The future of Orleans?
At the moment Squidex uses Microsoft Orleans for many parts of the architecture, but it makes deployment and operations more complicated. Therefore I think about removing this dependency.
What is Orleans?
Orleans is an actor framework. An actor is more or less a class with methods where everything is handled single threaded. So when a method is called and another method is in progress it is queued and handled afterwards. Furthermore these actors are distributed in the cluster automatically and when the actor that you want to talk with lives on another node the communication is automatically established.
What are the benefits?
As mentioned before, method called are queued. Usually when you update an object in the database you use a mechanism called optimistic concurrency. The idea is that you also store an version number in the database and when you read a value to be updated you also get the version. Then you only make the update when the version that you currently have in memory has not been changed in the meantime. The problem is that you are not detecting updates before you make the write to the database. So a lot of expensive operations might have happened already, like reading the value from the database.
With actors you have one instance of every domain object (content, assets and so on) and therefore you do not have this performance problem.

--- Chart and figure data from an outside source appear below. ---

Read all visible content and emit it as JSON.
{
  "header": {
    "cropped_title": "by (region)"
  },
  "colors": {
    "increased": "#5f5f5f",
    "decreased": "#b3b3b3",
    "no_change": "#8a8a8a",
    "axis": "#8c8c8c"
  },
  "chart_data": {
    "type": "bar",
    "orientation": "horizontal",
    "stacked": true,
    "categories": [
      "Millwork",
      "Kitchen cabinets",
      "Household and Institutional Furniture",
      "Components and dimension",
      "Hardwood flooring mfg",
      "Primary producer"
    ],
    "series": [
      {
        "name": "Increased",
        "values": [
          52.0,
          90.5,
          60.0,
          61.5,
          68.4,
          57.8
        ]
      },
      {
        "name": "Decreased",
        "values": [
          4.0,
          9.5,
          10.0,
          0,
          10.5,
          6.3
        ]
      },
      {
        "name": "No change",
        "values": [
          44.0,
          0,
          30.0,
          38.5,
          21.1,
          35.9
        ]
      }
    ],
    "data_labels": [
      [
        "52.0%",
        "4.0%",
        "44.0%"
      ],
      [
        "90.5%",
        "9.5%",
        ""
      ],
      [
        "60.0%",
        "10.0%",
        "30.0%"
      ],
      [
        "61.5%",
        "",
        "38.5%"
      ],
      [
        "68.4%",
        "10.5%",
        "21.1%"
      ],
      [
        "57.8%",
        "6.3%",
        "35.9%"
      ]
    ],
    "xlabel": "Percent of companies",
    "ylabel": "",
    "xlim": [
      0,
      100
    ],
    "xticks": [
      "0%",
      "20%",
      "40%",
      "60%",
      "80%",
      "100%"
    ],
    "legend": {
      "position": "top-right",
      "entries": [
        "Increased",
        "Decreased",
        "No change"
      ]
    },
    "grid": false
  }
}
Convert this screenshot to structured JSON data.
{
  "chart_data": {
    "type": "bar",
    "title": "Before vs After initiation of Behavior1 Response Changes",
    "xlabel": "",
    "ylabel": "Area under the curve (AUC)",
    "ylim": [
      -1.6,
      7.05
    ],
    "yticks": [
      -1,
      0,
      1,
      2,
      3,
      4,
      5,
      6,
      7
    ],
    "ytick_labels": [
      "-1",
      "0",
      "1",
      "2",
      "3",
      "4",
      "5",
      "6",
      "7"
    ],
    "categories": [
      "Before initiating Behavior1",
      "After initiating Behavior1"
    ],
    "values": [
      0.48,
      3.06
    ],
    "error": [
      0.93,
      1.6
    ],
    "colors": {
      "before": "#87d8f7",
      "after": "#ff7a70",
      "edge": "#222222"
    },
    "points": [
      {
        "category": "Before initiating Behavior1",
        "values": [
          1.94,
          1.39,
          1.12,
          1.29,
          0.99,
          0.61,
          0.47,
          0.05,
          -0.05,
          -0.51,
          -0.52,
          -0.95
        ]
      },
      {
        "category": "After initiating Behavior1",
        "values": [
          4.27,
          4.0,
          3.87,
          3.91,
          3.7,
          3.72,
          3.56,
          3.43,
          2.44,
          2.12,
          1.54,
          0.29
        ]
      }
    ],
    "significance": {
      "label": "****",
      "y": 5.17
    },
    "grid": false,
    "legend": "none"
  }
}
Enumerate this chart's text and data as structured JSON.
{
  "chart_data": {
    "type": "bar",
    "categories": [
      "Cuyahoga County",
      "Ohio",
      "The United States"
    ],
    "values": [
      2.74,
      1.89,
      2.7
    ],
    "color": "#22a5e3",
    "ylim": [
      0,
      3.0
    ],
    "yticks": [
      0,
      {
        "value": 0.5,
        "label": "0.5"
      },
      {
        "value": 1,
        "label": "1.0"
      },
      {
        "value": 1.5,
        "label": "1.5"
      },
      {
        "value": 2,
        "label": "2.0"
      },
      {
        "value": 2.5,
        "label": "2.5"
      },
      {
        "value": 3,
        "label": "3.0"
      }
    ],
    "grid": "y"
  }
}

Because actors just live in the cluster you do not need special nodes for background operations. Squidex has a lot of background jobs that cannot run in parallel. You just tell the system that you only want one actor of each type to be exist in the cluster.
What are the downsides?
- Cluster management is complicated. You have to ensure that the nodes can talk to each other and you need a stable cluster. This makes a lot of scenarios quiete complex, for example auto scaling is not that easy.

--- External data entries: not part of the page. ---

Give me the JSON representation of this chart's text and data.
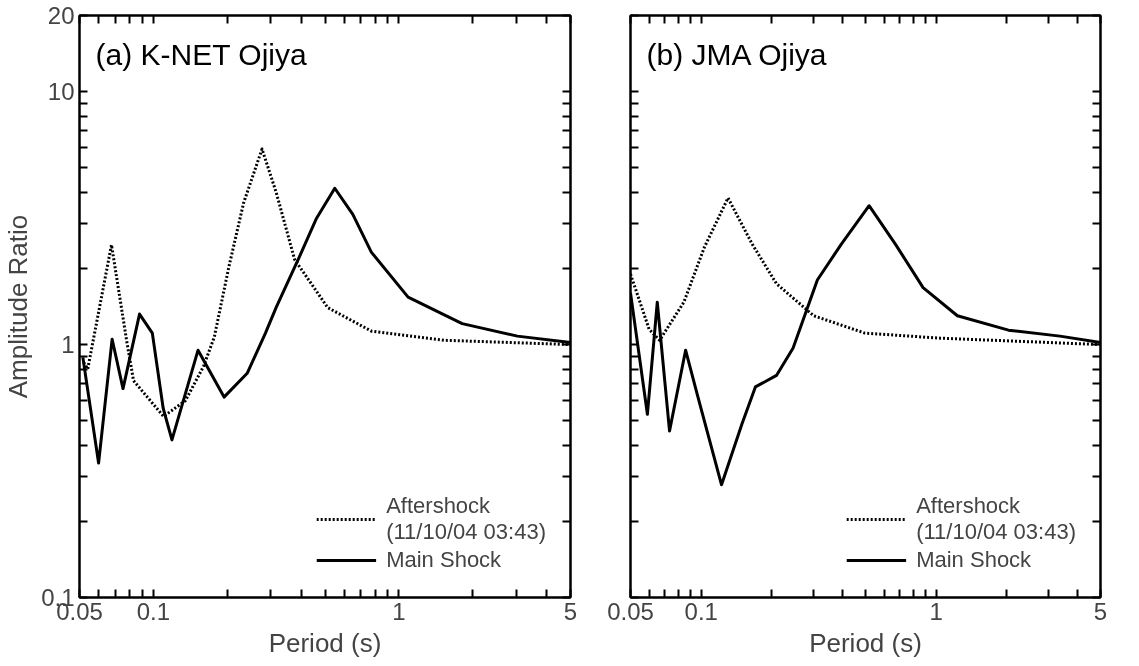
{
  "chart_data": [
    {
      "type": "line",
      "title": "(a) K-NET Ojiya",
      "xlabel": "Period (s)",
      "ylabel": "Amplitude Ratio",
      "log": "xy",
      "legend": "bottom right",
      "grid": false,
      "xlim": [
        0.05,
        5
      ],
      "ylim": [
        0.1,
        20
      ],
      "xticks": [
        0.05,
        {
          "value": 0.06,
          "label": null
        },
        {
          "value": 0.07,
          "label": null
        },
        {
          "value": 0.08,
          "label": null
        },
        {
          "value": 0.09,
          "label": null
        },
        0.1,
        {
          "value": 0.2,
          "label": null
        },
        {
          "value": 0.3,
          "label": null
        },
        {
          "value": 0.4,
          "label": null
        },
        {
          "value": 0.5,
          "label": null
        },
        {
          "value": 0.6,
          "label": null
        },
        {
          "value": 0.7,
          "label": null
        },
        {
          "value": 0.8,
          "label": null
        },
        {
          "value": 0.9,
          "label": null
        },
        1,
        {
          "value": 2,
          "label": null
        },
        {
          "value": 3,
          "label": null
        },
        {
          "value": 4,
          "label": null
        },
        5
      ],
      "yticks": [
        0.1,
        {
          "value": 0.2,
          "label": null
        },
        {
          "value": 0.3,
          "label": null
        },
        {
          "value": 0.4,
          "label": null
        },
        {
          "value": 0.5,
          "label": null
        },
        {
          "value": 0.6,
          "label": null
        },
        {
          "value": 0.7,
          "label": null
        },
        {
          "value": 0.8,
          "label": null
        },
        {
          "value": 0.9,
          "label": null
        },
        1,
        {
          "value": 2,
          "label": null
        },
        {
          "value": 3,
          "label": null
        },
        {
          "value": 4,
          "label": null
        },
        {
          "value": 5,
          "label": null
        },
        {
          "value": 6,
          "label": null
        },
        {
          "value": 7,
          "label": null
        },
        {
          "value": 8,
          "label": null
        },
        {
          "value": 9,
          "label": null
        },
        10,
        20
      ],
      "series": [
        {
          "name": "Aftershock\n(11/10/04 03:43)",
          "color": "#000000",
          "line_style": "dotted",
          "x": [
            0.052,
            0.054,
            0.0675,
            0.078,
            0.083,
            0.11,
            0.135,
            0.16,
            0.177,
            0.203,
            0.233,
            0.277,
            0.316,
            0.376,
            0.513,
            0.773,
            1.53,
            5
          ],
          "values": [
            0.85,
            0.8,
            2.48,
            1.02,
            0.72,
            0.52,
            0.6,
            0.82,
            1.07,
            2.03,
            3.63,
            5.93,
            4.01,
            2.17,
            1.4,
            1.13,
            1.04,
            1.0
          ]
        },
        {
          "name": "Main Shock",
          "color": "#000000",
          "line_style": "solid",
          "x": [
            0.0516,
            0.0598,
            0.0679,
            0.0752,
            0.0878,
            0.099,
            0.1096,
            0.119,
            0.152,
            0.194,
            0.241,
            0.286,
            0.316,
            0.389,
            0.462,
            0.548,
            0.649,
            0.772,
            1.09,
            1.81,
            3.04,
            5
          ],
          "values": [
            0.89,
            0.34,
            1.05,
            0.67,
            1.32,
            1.11,
            0.56,
            0.42,
            0.95,
            0.62,
            0.77,
            1.11,
            1.4,
            2.17,
            3.16,
            4.15,
            3.27,
            2.32,
            1.54,
            1.21,
            1.08,
            1.02
          ]
        }
      ]
    },
    {
      "type": "line",
      "title": "(b) JMA Ojiya",
      "xlabel": "Period (s)",
      "log": "xy",
      "legend": "bottom right",
      "grid": false,
      "tick_labels": "x",
      "xlim": [
        0.05,
        5
      ],
      "ylim": [
        0.1,
        20
      ],
      "xticks": [
        0.05,
        {
          "value": 0.06,
          "label": null
        },
        {
          "value": 0.07,
          "label": null
        },
        {
          "value": 0.08,
          "label": null
        },
        {
          "value": 0.09,
          "label": null
        },
        0.1,
        {
          "value": 0.2,
          "label": null
        },
        {
          "value": 0.3,
          "label": null
        },
        {
          "value": 0.4,
          "label": null
        },
        {
          "value": 0.5,
          "label": null
        },
        {
          "value": 0.6,
          "label": null
        },
        {
          "value": 0.7,
          "label": null
        },
        {
          "value": 0.8,
          "label": null
        },
        {
          "value": 0.9,
          "label": null
        },
        1,
        {
          "value": 2,
          "label": null
        },
        {
          "value": 3,
          "label": null
        },
        {
          "value": 4,
          "label": null
        },
        5
      ],
      "yticks": [
        0.1,
        {
          "value": 0.2,
          "label": null
        },
        {
          "value": 0.3,
          "label": null
        },
        {
          "value": 0.4,
          "label": null
        },
        {
          "value": 0.5,
          "label": null
        },
        {
          "value": 0.6,
          "label": null
        },
        {
          "value": 0.7,
          "label": null
        },
        {
          "value": 0.8,
          "label": null
        },
        {
          "value": 0.9,
          "label": null
        },
        1,
        {
          "value": 2,
          "label": null
        },
        {
          "value": 3,
          "label": null
        },
        {
          "value": 4,
          "label": null
        },
        {
          "value": 5,
          "label": null
        },
        {
          "value": 6,
          "label": null
        },
        {
          "value": 7,
          "label": null
        },
        {
          "value": 8,
          "label": null
        },
        {
          "value": 9,
          "label": null
        },
        10,
        20
      ],
      "series": [
        {
          "name": "Aftershock\n(11/10/04 03:43)",
          "color": "#000000",
          "line_style": "dotted",
          "x": [
            0.05,
            0.06,
            0.0665,
            0.0843,
            0.103,
            0.13,
            0.165,
            0.209,
            0.301,
            0.497,
            1.04,
            5
          ],
          "values": [
            1.9,
            1.15,
            1.04,
            1.47,
            2.42,
            3.8,
            2.49,
            1.74,
            1.3,
            1.11,
            1.06,
            1.0
          ]
        },
        {
          "name": "Main Shock",
          "color": "#000000",
          "line_style": "solid",
          "x": [
            0.05,
            0.059,
            0.065,
            0.0733,
            0.0858,
            0.0964,
            0.122,
            0.149,
            0.17,
            0.209,
            0.246,
            0.312,
            0.394,
            0.518,
            0.671,
            0.879,
            1.23,
            2.03,
            3.36,
            5
          ],
          "values": [
            1.6,
            0.53,
            1.47,
            0.455,
            0.95,
            0.63,
            0.279,
            0.485,
            0.68,
            0.755,
            0.97,
            1.8,
            2.49,
            3.54,
            2.49,
            1.68,
            1.3,
            1.14,
            1.08,
            1.02
          ]
        }
      ]
    }
  ]
}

When we talk about an architecture without Orleans we would have to talk about how Orleans is used today.
These operations are only allowed to run once for the deployment. Typical tasks are:
- Rule execution.
- Event processing.
- Content scheduling
- Backup restore
- Backup operations
Without Orleans you need typical kind of Squidex nodes (just a configuration) and in some cases a way to talk to each other. For example with PubSub mechanisms like Redis or Google PubSub.
=> Without Orleans these deployments become more complex.
Because the actor lives in memory it is very cheap to access some data that is used very often. Typical example are apps and schemas. The app instance is needed for almost every database call and often you want to have the newest version and not a cached instance.
=> Without Orleans you have way more calls to the database or more caching for some endpoints.
As mentioned above you need to solve parallel updates on domain objects. Without Orleans you would solve it on the database leve.
=> Without Orleans you have more database calls and also more exceptions for parallel updates.
Rules are a special case. They work on events. Lets talk about a concrete example: When you make an update to a content item, you create a new ContentUpdated evvent. Based on this event an enriched event is created in a background process that contains the new data and the old data of the content item. The new data is already part of the event that has been queried from the database. But the question is, where we can get the old data from. Therefore the content actors keeps the previous data in memory for a little while. Usually the event is handled by the rule system more or less immediately, so it is very likely that the content actor is still alive and has the old data available. So this operation is basically free in the most cases. If the old data is not available we have to query it. We could use a distributed cache for that if configured, but it is more expensive.
- PRO: A lot of implementations are easy if you understand Orleans.
- PRO: Less database calls, because actors work like a cache, but are always consistent.
- PRO: Easier to deploy because you have less requirements (like redis).
- PRO: Some operations are very fast, because they are in-memory.
- CON: The architecture is very special, making it harder for new developers.
- CON: Harder to deploy in some cases and harder in operations.
- PRO: Easier architecture
- PRO: Easier to deploy to things like managed containers or even serverless deployments.
- CON: More database calls, perhaps you shift some of the operational challenges to the database.
- CON: Some operations are slower, because you have more database calls.